Dropping Unnecessary Variables When Building a SAS Data Set by Setting an Existing One - SAS Programming

In the last example you built a new SAS data set from raw data and used intermediate variables along the way which were subsequently dropped before writing out the observations.It is also often the case where you need to create a new SAS data set from an existing one by manipulating a subset of existing variables,but you do not need all the variables in the existing data set. Here is one way to drop those unneeded variables from the new data set:

Example – INEFFICIENT

DATA NEW;
SET OLD;
(programming statements)
DROP X1-X20; /* DROP statement */
RUN;

This certainly looks good at first glance. After all, you are not keeping those extra X1-X20 variables. You can do better.

Example– EFFICIENT

DATA NEW;
SET OLD (DROP=X1-X20); /* DROP data set option */
(programming statements)
RUN;

No,the difference is not saving the one line of code!The inefficient program uses a DROP statement while the efficient program uses a DROP= data set option.

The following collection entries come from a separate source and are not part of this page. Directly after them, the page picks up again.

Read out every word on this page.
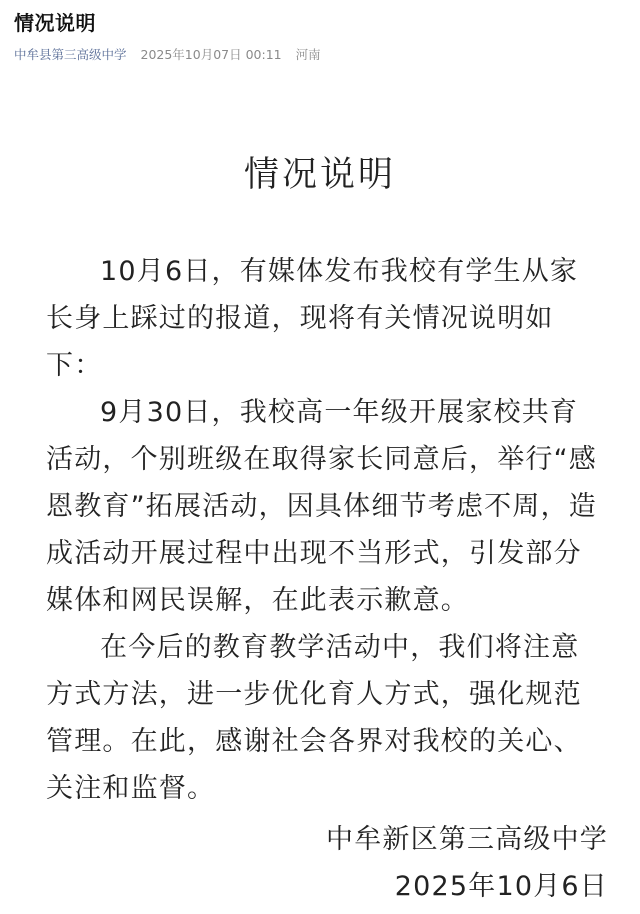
情况说明
中牟县第三高级中学 2025年10月07日 00:11 河南
情况说明

10月6日，有媒体发布我校有学生从家长身上踩过的报道，现将有关情况说明如下：

9月30日，我校高一年级开展家校共育活动，个别班级在取得家长同意后，举行“感恩教育”拓展活动，因具体细节考虑不周，造成活动开展过程中出现不当形式，引发部分媒体和网民误解，在此表示歉意。

在今后的教育教学活动中，我们将注意方式方法，进一步优化育人方式，强化规范管理。在此，感谢社会各界对我校的关心、关注和监督。

中牟新区第三高级中学
2025年10月6日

DROP (or KEEP) statements are independent stand-alone statements and do not take an equal sign before their variable lists. DROP= (or KEEP=) data set options are placed in parentheses following the data set names to which they refer, and they take the equal sign.

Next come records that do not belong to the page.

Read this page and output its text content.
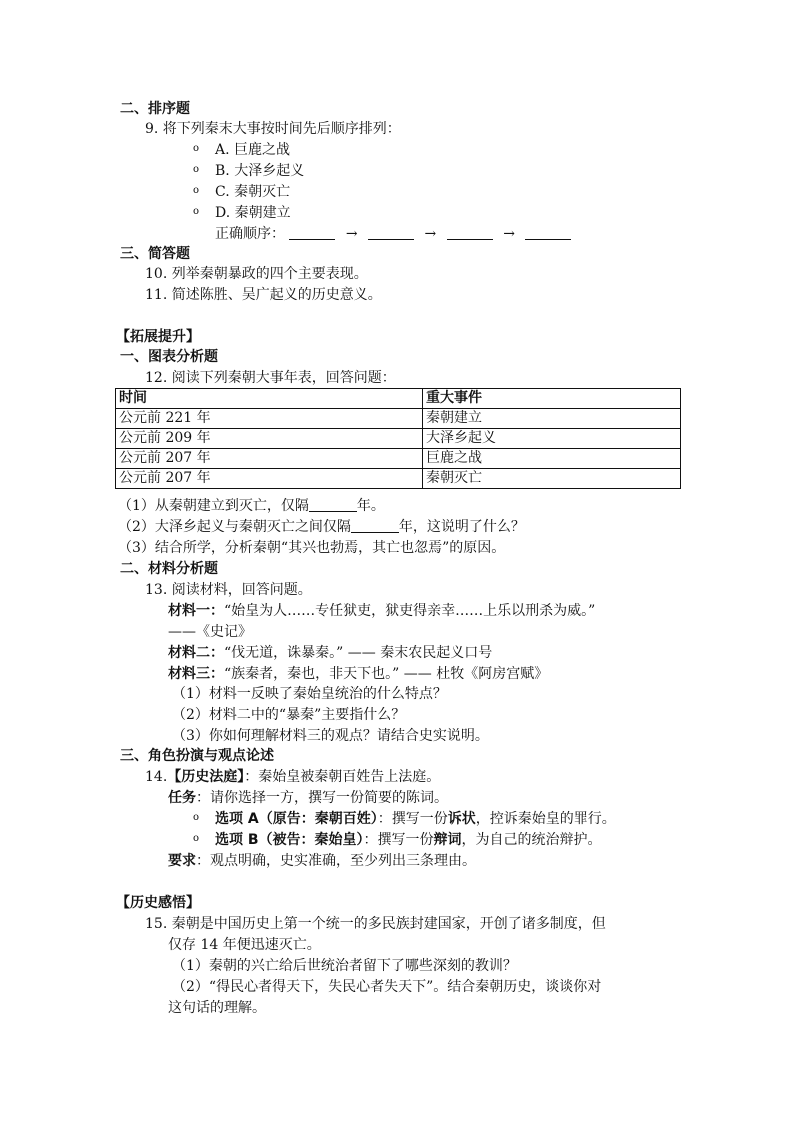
二、排序题
9. 将下列秦末大事按时间先后顺序排列：
o A. 巨鹿之战
o B. 大泽乡起义
o C. 秦朝灭亡
o D. 秦朝建立
正确顺序：	→	→	→
三、简答题
10. 列举秦朝暴政的四个主要表现。
11. 简述陈胜、吴广起义的历史意义。
【拓展提升】
一、图表分析题
12. 阅读下列秦朝大事年表，回答问题：
时间	重大事件
公元前 221 年	秦朝建立
公元前 209 年	大泽乡起义
公元前 207 年	巨鹿之战
公元前 207 年	秦朝灭亡
（1）从秦朝建立到灭亡，仅隔	年。
（2）大泽乡起义与秦朝灭亡之间仅隔	年，这说明了什么？
（3）结合所学，分析秦朝“其兴也勃焉，其亡也忽焉”的原因。
二、材料分析题
13. 阅读材料，回答问题。
材料一：“始皇为人……专任狱吏，狱吏得亲幸……上乐以刑杀为威。”
——《史记》
材料二：“伐无道，诛暴秦。” —— 秦末农民起义口号
材料三：“族秦者，秦也，非天下也。” —— 杜牧《阿房宫赋》
（1）材料一反映了秦始皇统治的什么特点？
（2）材料二中的“暴秦”主要指什么？
（3）你如何理解材料三的观点？请结合史实说明。
三、角色扮演与观点论述
14.【历史法庭】：秦始皇被秦朝百姓告上法庭。
任务：请你选择一方，撰写一份简要的陈词。
o 选项 A（原告：秦朝百姓）：撰写一份诉状，控诉秦始皇的罪行。
o 选项 B（被告：秦始皇）：撰写一份辩词，为自己的统治辩护。
要求：观点明确，史实准确，至少列出三条理由。
【历史感悟】
15. 秦朝是中国历史上第一个统一的多民族封建国家，开创了诸多制度，但
仅存 14 年便迅速灭亡。
（1）秦朝的兴亡给后世统治者留下了哪些深刻的教训？
（2）“得民心者得天下，失民心者失天下”。结合秦朝历史，谈谈你对
这句话的理解。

In the inefficient example, all the variables from the data set OLD are brought into memory (into the PDV) for each observation being built, and then the variables X1-X20 are dropped before the observation is written to the new data set. In the efficient program, variables XI to X20 are never read in to memory, and subsequently are not written to the new data set.I/O processing is reduced, and the smaller PDV requires fewer CPU resources as well. These savings can be substantial.